Trotzdem bezweifelt Untersmayr-Elsenhuber, dass es sich bei ME/CFS und Post Covid um Autoimmunerkrankungen handelt – wie übrigens auch das US-Forschungsteam in „Nature“. Aber auch dazu brauche es noch genauere Untersuchungen. Hingegen dürften Herpesviren – speziell das Epstein-Barr-Virus – nicht nur an der Entstehung, sondern auch am Fortbestand der Erkrankung beteiligt sein, indem sie für anhaltende Entzündungsreaktionen im Körper sorgen.
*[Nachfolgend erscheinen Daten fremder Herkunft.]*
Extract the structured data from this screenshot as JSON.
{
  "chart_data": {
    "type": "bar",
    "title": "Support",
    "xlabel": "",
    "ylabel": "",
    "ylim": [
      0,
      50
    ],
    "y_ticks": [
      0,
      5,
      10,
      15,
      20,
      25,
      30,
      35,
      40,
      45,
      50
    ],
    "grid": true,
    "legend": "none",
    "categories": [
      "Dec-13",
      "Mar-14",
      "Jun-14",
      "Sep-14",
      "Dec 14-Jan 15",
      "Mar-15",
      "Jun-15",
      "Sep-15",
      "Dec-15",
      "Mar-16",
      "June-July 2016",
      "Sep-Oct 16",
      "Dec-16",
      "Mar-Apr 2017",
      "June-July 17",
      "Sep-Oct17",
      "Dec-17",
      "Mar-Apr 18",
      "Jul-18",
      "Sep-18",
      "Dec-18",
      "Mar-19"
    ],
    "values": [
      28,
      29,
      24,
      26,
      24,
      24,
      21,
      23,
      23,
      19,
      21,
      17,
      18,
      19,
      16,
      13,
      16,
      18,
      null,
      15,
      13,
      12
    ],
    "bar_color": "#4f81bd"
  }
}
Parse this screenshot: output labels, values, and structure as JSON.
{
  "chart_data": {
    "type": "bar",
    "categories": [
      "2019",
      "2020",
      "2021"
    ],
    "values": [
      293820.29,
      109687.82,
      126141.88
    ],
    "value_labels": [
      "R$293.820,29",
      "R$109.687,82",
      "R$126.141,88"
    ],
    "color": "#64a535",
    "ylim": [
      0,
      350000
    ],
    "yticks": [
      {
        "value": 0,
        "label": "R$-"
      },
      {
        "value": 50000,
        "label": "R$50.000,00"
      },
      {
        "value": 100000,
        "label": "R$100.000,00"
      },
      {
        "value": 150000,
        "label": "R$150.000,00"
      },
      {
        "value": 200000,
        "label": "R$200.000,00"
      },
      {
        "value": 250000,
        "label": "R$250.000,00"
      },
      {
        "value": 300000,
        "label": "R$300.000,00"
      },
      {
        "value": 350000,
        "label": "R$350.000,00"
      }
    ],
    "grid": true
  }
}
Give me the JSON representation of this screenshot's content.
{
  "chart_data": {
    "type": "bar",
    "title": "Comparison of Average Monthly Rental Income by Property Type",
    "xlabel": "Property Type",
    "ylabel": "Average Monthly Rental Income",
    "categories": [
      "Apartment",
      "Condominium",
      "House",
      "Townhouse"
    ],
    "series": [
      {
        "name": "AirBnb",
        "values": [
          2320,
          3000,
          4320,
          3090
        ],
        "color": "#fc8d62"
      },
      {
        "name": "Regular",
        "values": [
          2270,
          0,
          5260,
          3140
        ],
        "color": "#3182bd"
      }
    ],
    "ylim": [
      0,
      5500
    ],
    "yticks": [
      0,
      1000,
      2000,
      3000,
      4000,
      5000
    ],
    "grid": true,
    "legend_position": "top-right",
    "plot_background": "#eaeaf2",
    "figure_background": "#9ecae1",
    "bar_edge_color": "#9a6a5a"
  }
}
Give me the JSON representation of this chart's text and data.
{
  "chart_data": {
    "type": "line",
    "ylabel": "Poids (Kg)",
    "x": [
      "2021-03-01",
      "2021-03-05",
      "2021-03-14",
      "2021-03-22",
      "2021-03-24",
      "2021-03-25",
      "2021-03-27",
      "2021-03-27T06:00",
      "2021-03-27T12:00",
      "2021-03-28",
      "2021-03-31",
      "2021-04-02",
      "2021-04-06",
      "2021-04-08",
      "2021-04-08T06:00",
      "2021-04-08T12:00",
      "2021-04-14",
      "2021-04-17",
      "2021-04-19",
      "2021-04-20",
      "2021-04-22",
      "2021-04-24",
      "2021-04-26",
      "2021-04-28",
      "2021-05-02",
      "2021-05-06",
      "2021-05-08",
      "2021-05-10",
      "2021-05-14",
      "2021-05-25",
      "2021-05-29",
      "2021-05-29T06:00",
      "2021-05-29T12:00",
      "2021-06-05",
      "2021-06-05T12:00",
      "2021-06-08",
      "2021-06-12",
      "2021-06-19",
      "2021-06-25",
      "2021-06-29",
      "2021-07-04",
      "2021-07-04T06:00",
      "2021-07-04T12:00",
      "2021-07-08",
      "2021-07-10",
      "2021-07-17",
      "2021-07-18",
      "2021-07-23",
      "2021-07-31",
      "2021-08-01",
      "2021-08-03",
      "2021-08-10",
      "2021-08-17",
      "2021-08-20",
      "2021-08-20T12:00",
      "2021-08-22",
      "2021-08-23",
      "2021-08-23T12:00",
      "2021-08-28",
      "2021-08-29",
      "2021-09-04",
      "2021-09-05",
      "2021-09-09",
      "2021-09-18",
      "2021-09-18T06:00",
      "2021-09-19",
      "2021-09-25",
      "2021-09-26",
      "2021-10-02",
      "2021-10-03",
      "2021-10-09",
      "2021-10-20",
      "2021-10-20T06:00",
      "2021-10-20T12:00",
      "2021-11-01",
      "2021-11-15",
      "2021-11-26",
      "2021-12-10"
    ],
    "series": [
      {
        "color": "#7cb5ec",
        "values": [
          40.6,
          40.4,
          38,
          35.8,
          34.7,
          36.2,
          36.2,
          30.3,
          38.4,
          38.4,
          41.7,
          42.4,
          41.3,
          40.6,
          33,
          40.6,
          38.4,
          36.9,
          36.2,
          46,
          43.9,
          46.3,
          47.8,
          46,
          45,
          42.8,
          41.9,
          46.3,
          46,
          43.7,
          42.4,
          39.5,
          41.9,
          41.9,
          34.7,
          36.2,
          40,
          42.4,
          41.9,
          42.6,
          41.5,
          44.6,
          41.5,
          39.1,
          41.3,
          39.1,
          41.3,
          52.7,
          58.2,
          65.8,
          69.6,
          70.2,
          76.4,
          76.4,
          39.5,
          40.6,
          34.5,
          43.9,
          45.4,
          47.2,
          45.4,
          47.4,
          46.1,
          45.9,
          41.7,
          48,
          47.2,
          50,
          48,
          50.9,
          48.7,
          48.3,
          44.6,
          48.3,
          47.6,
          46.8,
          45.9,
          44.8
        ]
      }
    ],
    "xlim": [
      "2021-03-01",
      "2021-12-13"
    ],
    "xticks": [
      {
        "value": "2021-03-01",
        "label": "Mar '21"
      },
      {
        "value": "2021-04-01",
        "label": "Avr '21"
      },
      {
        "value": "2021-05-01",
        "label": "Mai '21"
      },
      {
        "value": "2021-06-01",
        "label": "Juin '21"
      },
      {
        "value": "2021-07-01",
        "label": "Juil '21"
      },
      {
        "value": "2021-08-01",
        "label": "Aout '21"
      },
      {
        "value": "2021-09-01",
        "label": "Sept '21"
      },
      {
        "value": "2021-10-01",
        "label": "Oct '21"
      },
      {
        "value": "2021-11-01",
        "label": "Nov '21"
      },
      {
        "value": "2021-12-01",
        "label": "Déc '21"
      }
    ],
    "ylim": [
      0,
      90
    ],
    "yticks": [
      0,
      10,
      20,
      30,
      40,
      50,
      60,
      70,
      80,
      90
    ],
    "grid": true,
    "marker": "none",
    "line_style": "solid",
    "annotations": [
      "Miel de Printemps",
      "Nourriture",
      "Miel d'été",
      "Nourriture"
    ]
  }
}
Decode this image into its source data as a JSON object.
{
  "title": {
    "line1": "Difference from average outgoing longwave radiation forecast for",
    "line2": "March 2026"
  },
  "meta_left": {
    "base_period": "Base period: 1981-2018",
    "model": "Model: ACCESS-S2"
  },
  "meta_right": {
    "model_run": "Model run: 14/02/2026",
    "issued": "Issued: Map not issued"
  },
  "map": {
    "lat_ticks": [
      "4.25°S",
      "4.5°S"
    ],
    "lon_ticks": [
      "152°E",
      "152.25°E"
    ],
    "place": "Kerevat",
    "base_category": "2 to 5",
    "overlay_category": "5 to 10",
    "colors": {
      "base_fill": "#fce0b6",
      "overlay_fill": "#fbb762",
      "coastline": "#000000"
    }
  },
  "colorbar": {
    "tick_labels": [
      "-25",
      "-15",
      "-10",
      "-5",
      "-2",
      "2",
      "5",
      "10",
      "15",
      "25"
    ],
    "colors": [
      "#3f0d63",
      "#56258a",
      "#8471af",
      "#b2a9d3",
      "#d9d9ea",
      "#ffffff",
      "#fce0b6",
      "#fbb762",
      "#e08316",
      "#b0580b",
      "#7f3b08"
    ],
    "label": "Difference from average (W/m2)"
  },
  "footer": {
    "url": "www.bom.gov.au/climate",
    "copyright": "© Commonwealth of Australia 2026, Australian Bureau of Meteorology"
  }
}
ME/CFS-Biobank soll bei Forschung helfen

Wenn weder Immundefekte vorliegen noch hormonelle Veränderungen könnte auch die Barrierefunktion der Schleimhäute gestört sein – vor allem die der Darmschleimhaut, aber auch das Darmmikrobiom selbst, so Untersmayr-Elsenhuber: „Das Mikrobiom ist wichtig, um das Immunsystem zu trainieren. Aber es muss auch auf Distanz gehalten werden. Wenn es zu nahe an die Schleimhaut kommt, ist das für den gesamten Körper eine gewisse Gefahr.“

Und das dürfte laut der Immunologin bei Post Covid und ME/CFS, eine Rolle spielen: „Einerseits dass diese Schleimhautbarrieren grundsätzlich nicht so gut funktionieren. Aber auch, dass das Mikrobiom selbst in seiner Zusammensetzung verändert ist und zu wenige Nährstoffe für die Schleimhaut produziert. Das führt zu Entzündungen der Darmschleimhaut. Bestandteile dieser Darmbakterien können dann die Schleimhautbarriere überwinden und in den Blutkreislauf gelangen, wo sie das Immunsystem ständig triggern und in Alarmbereitschaft halten.“

Bis aus all diesen Erkenntnissen eindeutige Biomarker für Long Covid und ME/CFS definiert werden können, wird es noch einige Zeit dauern. An der MedUni Wien soll künftig eine ME/CFS-Biobank bei dieser Forschung helfen. Noch steht man damit ganz am Beginn, aber eine Zusammenarbeit mit anderen, schon weiter fortgeschrittenen ME/CFS-Biobanken in Deutschland, den Niederlanden und Großbritannien ist bereits akkordiert. Gerade erst haben die beteiligten Universitäten ein gemeinsames EU-Forschungsprojekt zur Verwendung von Proben aus diesen Biobanken eingereicht.